Insidb said: No, I used to buy tons (100s, if not >1000) of DVDs and Blu-Rays, but now I use HBOGO, Netflix, Hulu, OnDemand, Apple TV, etc. I think I bought 2 or 3 Blu-Rays this year, and most people I know are watching Stranger Things, GoT, Narcos, or some other streaming content. The new Apple TV is aiming to consolidate the distribution further, and there's a reason that the 4K movie section is so small at brick and mortar stores. It's fast-becoming a niche market. |
I'm in the same boat. My blu-ray purchases have declined a lot this year. I've already upgraded and bought all the classics I wanted, Studio Ghibbli is done and new movie releases are getting weaker all the time. I've spend more time streaming tv series than watching movies the last few months.

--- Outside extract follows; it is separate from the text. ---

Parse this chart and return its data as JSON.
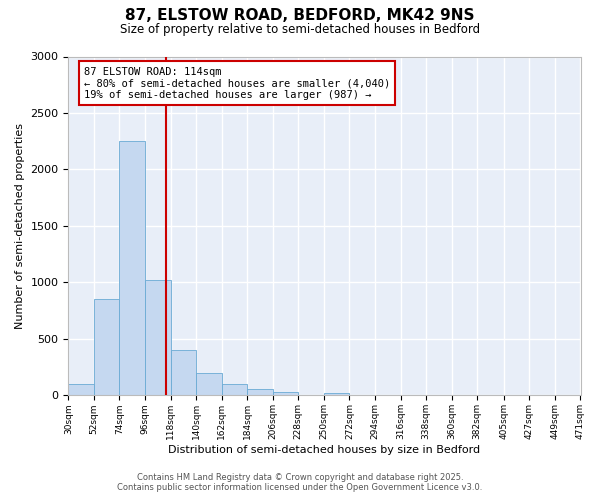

It doesn't help that 4K blu-ray is a bit of a disappointing and/or pointless upgrade.
From DVD to Blu-ray -> 6x resolution, 5.3x disc size, 5.3x bitrate, 2x more efficient codec, lossless sound introduced
From Blu-ray to 4K Blu-ray -> 4x resolution, 2x disc size, 2.4x bitrate, 2x more efficient codec, 10 bit color, HDR introduced
Much smaller increase in fidelity than DVD to Blu-ray, hence I suspect HDR is the new thing that has to convince people it's worth it. However HDR was never part of movies, cinemas could not display anything over 48 nits. A well preserved 35mm film is equivalent to about 3K quality, however you can already see the film grain on blu-ray. Big upgrade on blu-ray, better film grain on 4k... Digitally shot movies have only recently gotten to the point of using 4K cameras while many still use 2K masters. Lotr already looks very soft on blu-ray, not much more to squeeze out of movies from before 2014 unless it's one of the few shot on 70mm. (Which already look miles apart on blu-ray)
4K blu-ray looks great compared to streaming ofcourse. 1080p streaming at 5mbps is laughable. The sound track on blu-ray already takes up most of that... Even 4K streaming at Netflix' 15mbps (18mbps with HDR) is still less than blu-ray after factoring in the gain from h.265 vs h.264
What I would have liked to see for 4K:
- HVD discs
- 250-300 mbps matching the cinema master
- lossless 96khz/192khz sound
- 4:4:4 video in 10/12 bit rec.2020 color
10 bit color is there, however smaller color space (DCI P3) and still 4:2:0 chroma subsampled (basically 1080p color resolution)
The library of true 4K movies will slowy grow anyway. Sticking with blu-ray for 4K is the biggest BS imo.